Have you ever been building an application and want to track your schema modifications in a meaningful and incremental fashion? Of course you have, we all have! I, for one, had an application that I ported from Rails to express.js and one of the big things I missed was the migrations. I haven't yet ported the "rollbacks", because I didn't use them. Also I didn't port over the abstraction layer because, well people should learn SQL especially when it comes to defining schema.

So what does migrator do?

migrator will process a directory of migrations, aptly named "./migrations", that are a mix of SQL and JS files and process them in ascending order, skipping over ones that have already been processed. Essentially it allows you to have a uniform way of migrating schema and data in a repeatable and dependable fashion. It comes with a executable "migrator" that assumes the following conventions:

  • You are executing it in the application root which has a directory "migrations" and a file "config.js" in it. The config file has (at least) the following format (note: if you are using mysql, swap 'postgresql' attribute for 'mysql'):
module.exports = {
  "development": {
    "postgresql": "tcp:postgres@localhost/dev-db"
  },
  "staging": {
    "postgresql": "tcp:postgres@localhost/stage-db"
  },
  "production": {
    "postgresql": "tcp:postgres@localhost/db"
  }
}
  • You define your current operating environment as the "NODE_ENV" environment variable.

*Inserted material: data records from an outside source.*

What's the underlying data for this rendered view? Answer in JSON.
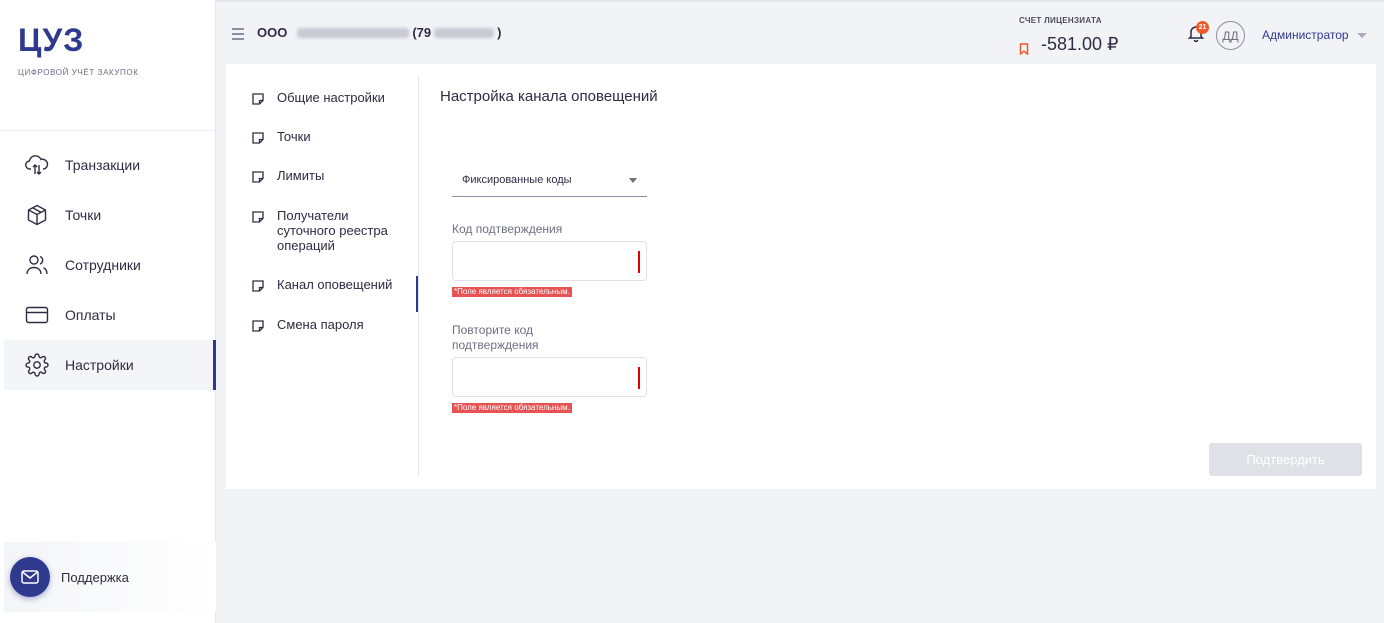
{
  "brand": {
    "logo": "ЦУЗ",
    "tagline": "ЦИФРОВОЙ УЧЁТ ЗАКУПОК"
  },
  "sidebar": {
    "items": [
      {
        "label": "Транзакции",
        "icon": "cloud-transfer-icon"
      },
      {
        "label": "Точки",
        "icon": "box-icon"
      },
      {
        "label": "Сотрудники",
        "icon": "users-icon"
      },
      {
        "label": "Оплаты",
        "icon": "card-icon"
      },
      {
        "label": "Настройки",
        "icon": "gear-icon",
        "active": true
      }
    ],
    "support_label": "Поддержка"
  },
  "header": {
    "org_prefix": "ООО",
    "org_paren_open": "(79",
    "org_paren_close": ")",
    "account_label": "СЧЕТ ЛИЦЕНЗИАТА",
    "account_value": "-581.00 ₽",
    "notifications_count": "21",
    "avatar_initials": "ДД",
    "user_name": "Администратор"
  },
  "settings_nav": {
    "items": [
      {
        "label": "Общие настройки"
      },
      {
        "label": "Точки"
      },
      {
        "label": "Лимиты"
      },
      {
        "label": "Получатели суточного реестра операций"
      },
      {
        "label": "Канал оповещений",
        "active": true
      },
      {
        "label": "Смена пароля"
      }
    ]
  },
  "panel": {
    "title": "Настройка канала оповещений",
    "channel_select_value": "Фиксированные коды",
    "code_label": "Код подтверждения",
    "code_error": "*Поле является обязательным.",
    "repeat_label": "Повторите код подтверждения",
    "repeat_error": "*Поле является обязательным.",
    "submit_label": "Подтвердить"
  },
  "colors": {
    "accent": "#2f3a8f",
    "error": "#e55353",
    "badge": "#ef5a28",
    "balance_icon": "#ef5a28"
  }
}
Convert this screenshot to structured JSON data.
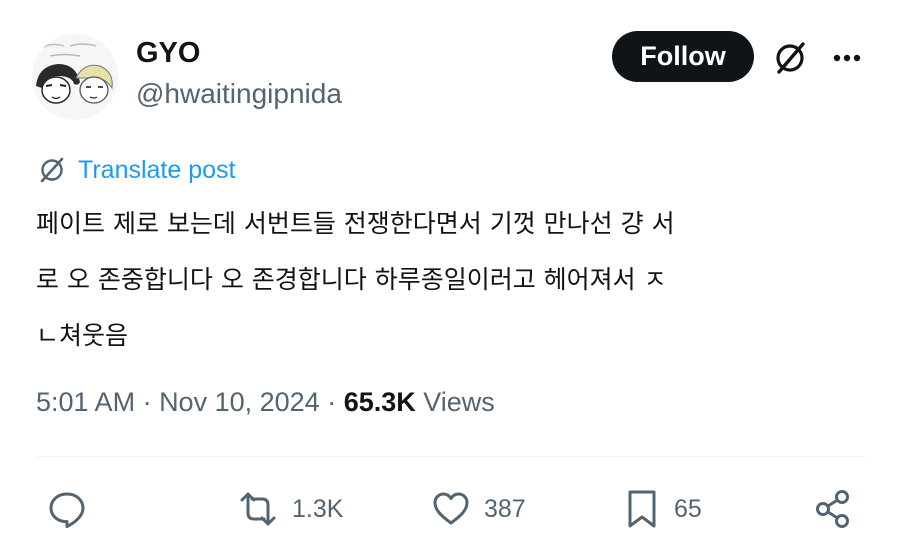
{
  "author": {
    "display_name": "GYO",
    "handle": "@hwaitingipnida",
    "avatar": "avatar-sketch-two-faces"
  },
  "header_actions": {
    "follow_label": "Follow",
    "grok_icon": "grok-icon",
    "more_icon": "more-icon"
  },
  "translate": {
    "icon": "globe-translate-icon",
    "label": "Translate post"
  },
  "tweet": {
    "lines": [
      "페이트 제로 보는데 서번트들 전쟁한다면서 기껏 만나선 걍 서",
      "로 오 존중합니다 오 존경합니다 하루종일이러고 헤어져서 ㅈ",
      "ㄴ쳐웃음"
    ]
  },
  "meta": {
    "time": "5:01 AM",
    "separator": " · ",
    "date": "Nov 10, 2024",
    "views_count": "65.3K",
    "views_label": " Views"
  },
  "actions": {
    "reply": {
      "icon": "reply-icon",
      "count": ""
    },
    "repost": {
      "icon": "repost-icon",
      "count": "1.3K"
    },
    "like": {
      "icon": "heart-icon",
      "count": "387"
    },
    "bookmark": {
      "icon": "bookmark-icon",
      "count": "65"
    },
    "share": {
      "icon": "share-icon",
      "count": ""
    }
  },
  "colors": {
    "text": "#0f1419",
    "secondary": "#536471",
    "link": "#1d9bf0",
    "follow_bg": "#0f1419",
    "divider": "#eff3f4"
  }
}
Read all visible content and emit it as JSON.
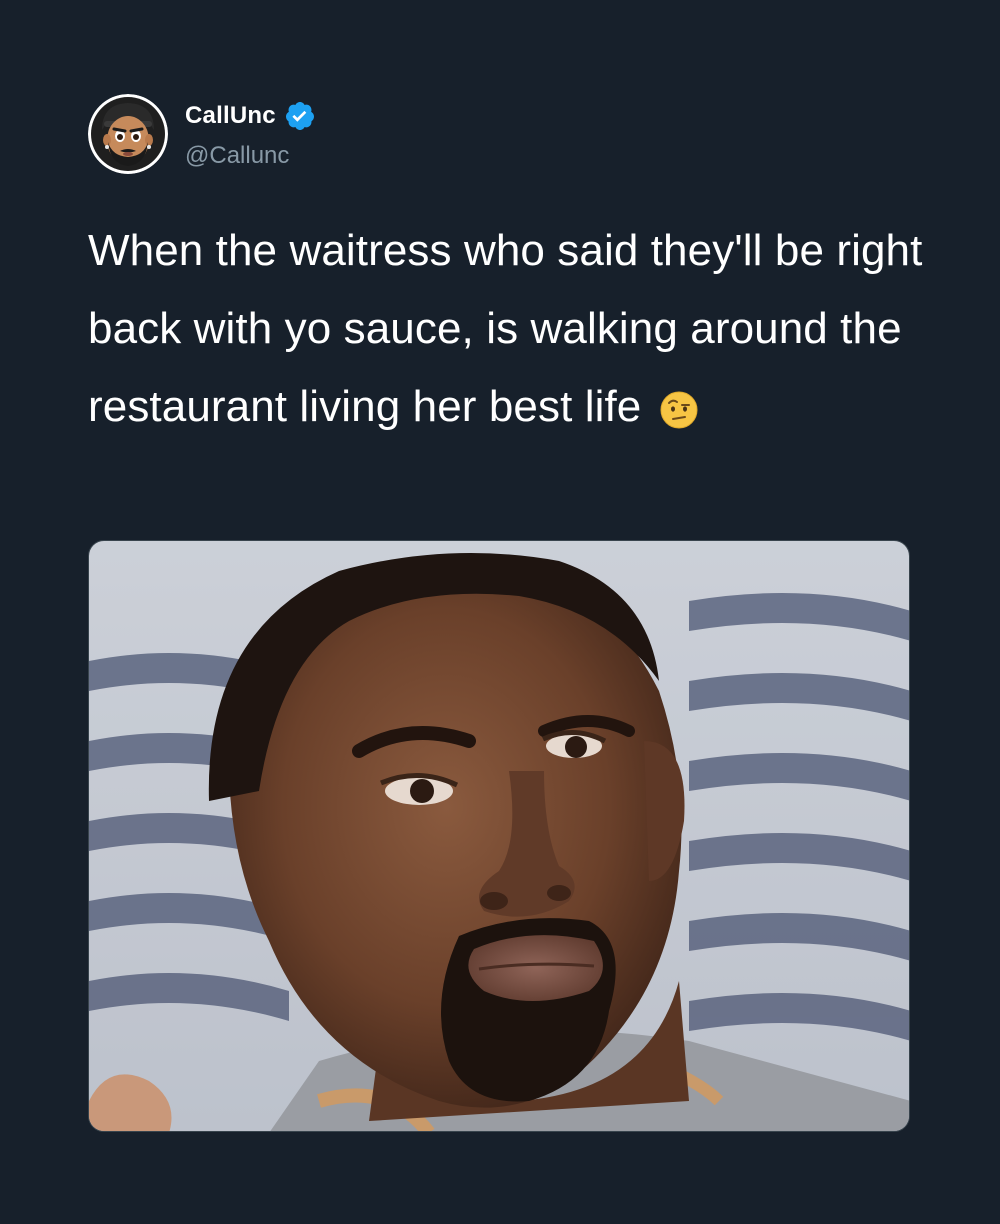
{
  "user": {
    "display_name": "CallUnc",
    "handle": "@Callunc",
    "verified": true,
    "avatar_icon": "cartoon-bearded-man-cap-avatar"
  },
  "tweet": {
    "text": "When the waitress who said they'll be right back with yo sauce, is walking around the restaurant living her best life",
    "emoji": "face-with-raised-eyebrow-icon"
  },
  "media": {
    "type": "photo",
    "description_icon": "man-pouting-face-photo"
  },
  "colors": {
    "background": "#17202b",
    "text": "#ffffff",
    "secondary_text": "#8899a6",
    "verified_blue": "#1da1f2"
  }
}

If those conventions are hip to you then just install migrator using

sudo npm install -g migrator

and run it in the following fashion

migrator

and you are off migrating. If you don't like those conventions, configure them! The package exports a function "migrate" that you can use in the following manner:

require("migrator").migrate("app_root_path", "config_hash_with_attribute_as_above", options_hash);

For now the options hash just allows you to change the configured editor, it must be a path to the editor for auto opening new migration files. If you don't provide one, it uses your defined "EDITOR" environment variable.

If you opt for the configuration route, it's generally good to wrap it in an executable script and use it in similar manner to how you use the convention-based migrator.

How do I make migrations?

To create a migration, you can just use

migrator -g

OR

migrator generate

That will create a new file with the current timestamp as an integer with the extension .sql and open in the defined editor as described above OR the default environment variable EDITOR (run echo $EDITOR to find out what this is for your system).

If you want to migrate data, create a JS migration using

migrator -g js

OR

migrator generate js

and it will open a new file (similar format) with the extension .js with the necessary boilerplate to allow for the DB object to be passed in. If you do use the JS one, be sure to execute the callback parameter once all operations are done with a simple callback().